Strona 1 z 8

BYTOM-Maluchy śmietnikowe-już w nowych domkach :)

PostNapisane: Czw lip 12, 2007 19:02
przez Patsi
Bardzo się spieszyłam dzisiaj na pocztę, postanowłlam więc iść inną drogą niż zwykle...Nagle zobaczyłam kocicę z dwoma kociakami, wyciągnęłam z torby saszetkę,żeby się im przyjrzeć. Okazało się,że maluchy mają koci katar-oczka straszne, opuchnięte, zachodząca trzecia powieka... :cry: :cry:
O poczcie już zapomniałam i zaczęłam łapać maluchy, czarny najpierw wywlókł mnie po pokrzywach ale dał się złapać. Z szarym tygryskiem tak łatwo nie poszło. Znalazłam karmiciela, który obiecał mi pomóc.
Czarny jest już po wizycie u weta, dostał antybiotyk, gentamecynę, świetlik, zastrzyk na odporność, pozbyliśmy się pcheł i wszy. Siedzi teraz sierotka w łazience, w kontenerku.
Muszę złapać tego szarego, jego oczka są w jeszcze gorszym stanie-trzymajcie kciuki, radźcie, cokolwiek....

Zdjęcia słabe, bo ręce mi się trzęsą ,no i malucha nie chciałam męczyć.
Kocurek ma ok.6tygodni
Obrazek
Obrazek

PostNapisane: Czw lip 12, 2007 19:50
przez dorcia44
biedna kocina... :cry: tu nic ci radzic nie trzeba ..zabralaś,leczysz dzieki ci wielkie za to...bo to jedyna szansa dla nich na zycie..obys tylko drugiego złapala w pore :ok:

PostNapisane: Czw lip 12, 2007 19:52
przez jo_joanna
jej, jaki bidulek :( Jakie są rokowania??
A co do tego drugiego maluszka: zdałabym się na karmiciela chyba......

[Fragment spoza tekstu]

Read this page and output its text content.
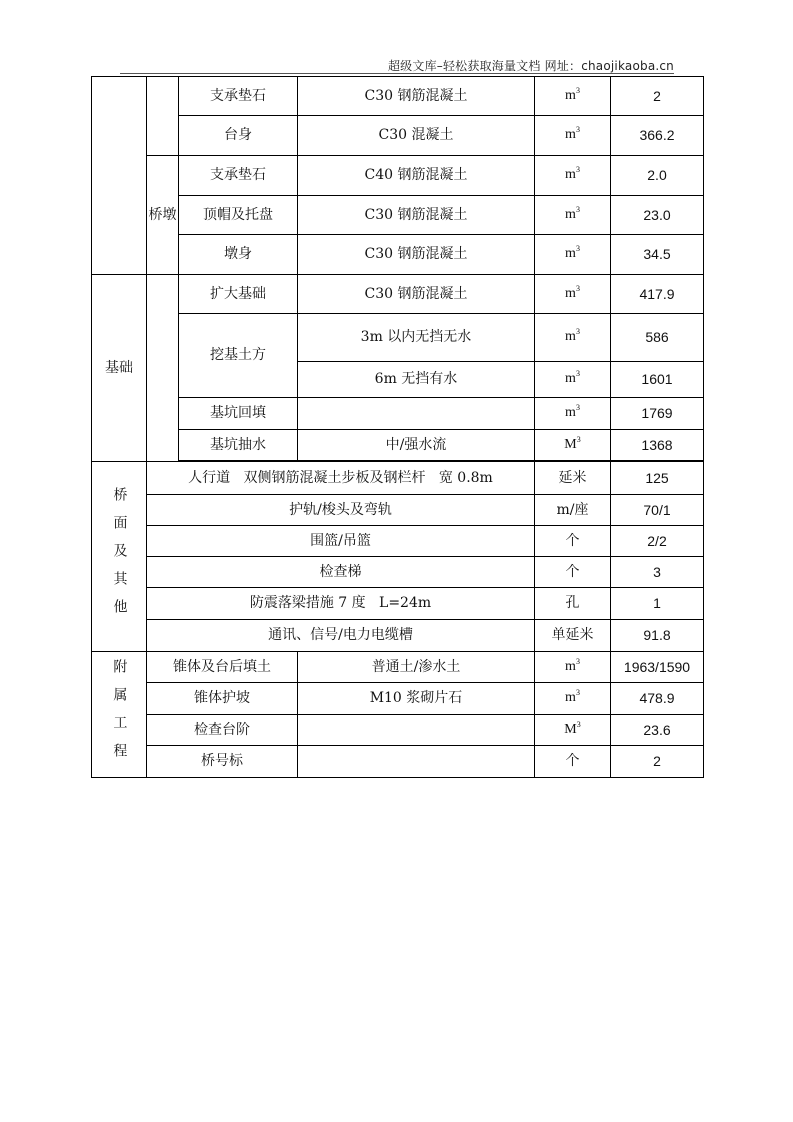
超级文库–轻松获取海量文档 网址：chaojikaoba.cn
		支承垫石	C30 钢筋混凝土	$m^3$	2
		台身	C30 混凝土	$m^3$	366.2

	桥墩	支承垫石	C40 钢筋混凝土	$m^3$	2.0
		顶帽及托盘	C30 钢筋混凝土	$m^3$	23.0
		墩身	C30 钢筋混凝土	$m^3$	34.5

基础		扩大基础	C30 钢筋混凝土	$m^3$	417.9
		挖基土方	3m 以内无挡无水	$m^3$	586
			6m 无挡有水	$m^3$	1601
		基坑回填		$m^3$	1769
		基坑抽水	中/强水流	$M^3$	1368

桥面及其他	人行道   双侧钢筋混凝土步板及钢栏杆   宽 0.8m			延米	125
	护轨/梭头及弯轨			m/座	70/1
	围篮/吊篮			个	2/2
	检查梯			个	3
	防震落梁措施 7 度   L=24m			孔	1
	通讯、信号/电力电缆槽			单延米	91.8
附属工程	锥体及台后填土		普通土/渗水土	$m^3$	1963/1590
	锥体护坡		M10 浆砌片石	$m^3$	478.9
	检查台阶			$M^3$	23.6
	桥号标			个	2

PostNapisane: Czw lip 12, 2007 19:53
przez Kociareczka
Najlepiej udać się po szarego kociaka jak najszybciej... Jeden dzień może dużo "zdziałać" (choroba).. trzymam kciuki :ok:

PostNapisane: Czw lip 12, 2007 20:17
przez Tweety
koniecznie trzeba dorwac tego drugiego

PostNapisane: Czw lip 12, 2007 20:38
przez Patsi
Drugiego nie ma :cry: schował się pewnie przed deszczem. Jutro karmiciel z córką postarają się go złapać. W ostateczności wezmę klatkę łapkę.
Kocica-ich mama jest oswojona, trzeba ją będzie wysterylizować, bo za 2 miesiące będą nowe maluchy.W krzakach, po których łaziłam leżał martwy kot-nie wiem czy dorosły, czy kocię. Za bardzo nie dało się tam wejść. Strasznie... :cry:
Rokowania nie są najgorsze, oczu nie stracą-a to najważniejsze.

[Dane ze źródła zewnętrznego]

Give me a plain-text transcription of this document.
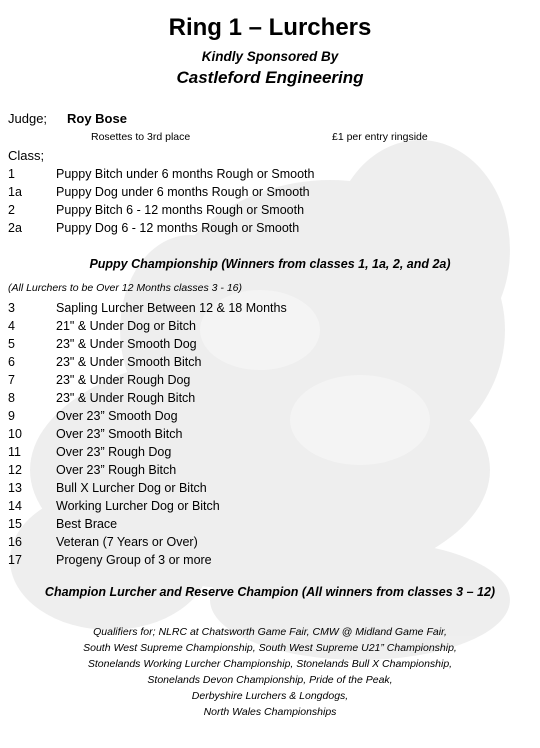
Ring 1 – Lurchers
Kindly Sponsored By
Castleford Engineering
Judge; Roy Bose
Rosettes to 3rd place	£1 per entry ringside
Class;
1	Puppy Bitch under 6 months Rough or Smooth
1a	Puppy Dog under 6 months Rough or Smooth
2	Puppy Bitch 6 - 12 months Rough or Smooth
2a	Puppy Dog 6 - 12 months Rough or Smooth
Puppy Championship (Winners from classes 1, 1a, 2, and 2a)
(All Lurchers to be Over 12 Months classes 3 - 16)
3	Sapling Lurcher Between 12 & 18 Months
4	21" & Under Dog or Bitch
5	23" & Under Smooth Dog
6	23" & Under Smooth Bitch
7	23" & Under Rough Dog
8	23" & Under Rough Bitch
9	Over 23” Smooth Dog
10	Over 23” Smooth Bitch
11	Over 23” Rough Dog
12	Over 23” Rough Bitch
13	Bull X Lurcher Dog or Bitch
14	Working Lurcher Dog or Bitch
15	Best Brace
16	Veteran (7 Years or Over)
17	Progeny Group of 3 or more
Champion Lurcher and Reserve Champion (All winners from classes 3 – 12)
Qualifiers for; NLRC at Chatsworth Game Fair, CMW @ Midland Game Fair,
South West Supreme Championship, South West Supreme U21” Championship,
Stonelands Working Lurcher Championship, Stonelands Bull X Championship,
Stonelands Devon Championship, Pride of the Peak,
Derbyshire Lurchers & Longdogs,
North Wales Championships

PostNapisane: Czw lip 12, 2007 23:12
przez Patsi
Mam pytanie-kotek ma gnidy, całą masę-jak ja mam to diabelstwo wyczesać? Mam taki super drobny grzebień do takich spraw ale on nie zdaje egzaminu. Gnidy schodzą w zasadzie tylko jak je wyciągam palcami? Czy ktoś wie, czy one same może odpadną-był spryskany Fiprexem (czy raczej bawić się z wyciąganiem ale on ma aż biało na każdym kawałku futra). :evil:

PostNapisane: Pt lip 13, 2007 0:23
przez GreenEvil
Klatki jak rozumiem nie masz.. probowalas go lapac w transporter? Choc z takim katarem moze sie nie udac :( Znasz karmicielke? - moze uda sie go zlapac przy jedzeniu?

pzdr
GreenEvil

PostNapisane: Pt lip 13, 2007 0:24
przez GreenEvil
Gnidy powinny zejsc same, lub sprobuj go "przeczesac" gumowa rekawica, masz?

pzdr
GReenEvil

PostNapisane: Pt lip 13, 2007 8:07
przez Tweety
i jak maluch? je w końcu "jak człowiek"?

PostNapisane: Pt lip 13, 2007 11:59
przez Patsi
Klatkę łapkę może mieć Basia Horz, pożyczoną od Adrii, on do transportera sam nie wejdzie, za mądry jest :evil: Z karmicielem jest pełna współpraca, choć dziś jeszcze na "polowaniu" nie byłam, zdarzało się,że kociak podchodził do karmiciela...i na to liczę.
Gnidy powoli schodzą, trochę grzebieniem, trochę ręką (grunt,że coś drgnęło).
Kocio jest bardzo miły, nie protestuje przy przemywaniu oczek, ładnie bierze antybiotyk. Tylko sam do miski, którą ma w transporterze nie podchodzi i nie je. Karmię go z ręki,a potem przystawiam do miski.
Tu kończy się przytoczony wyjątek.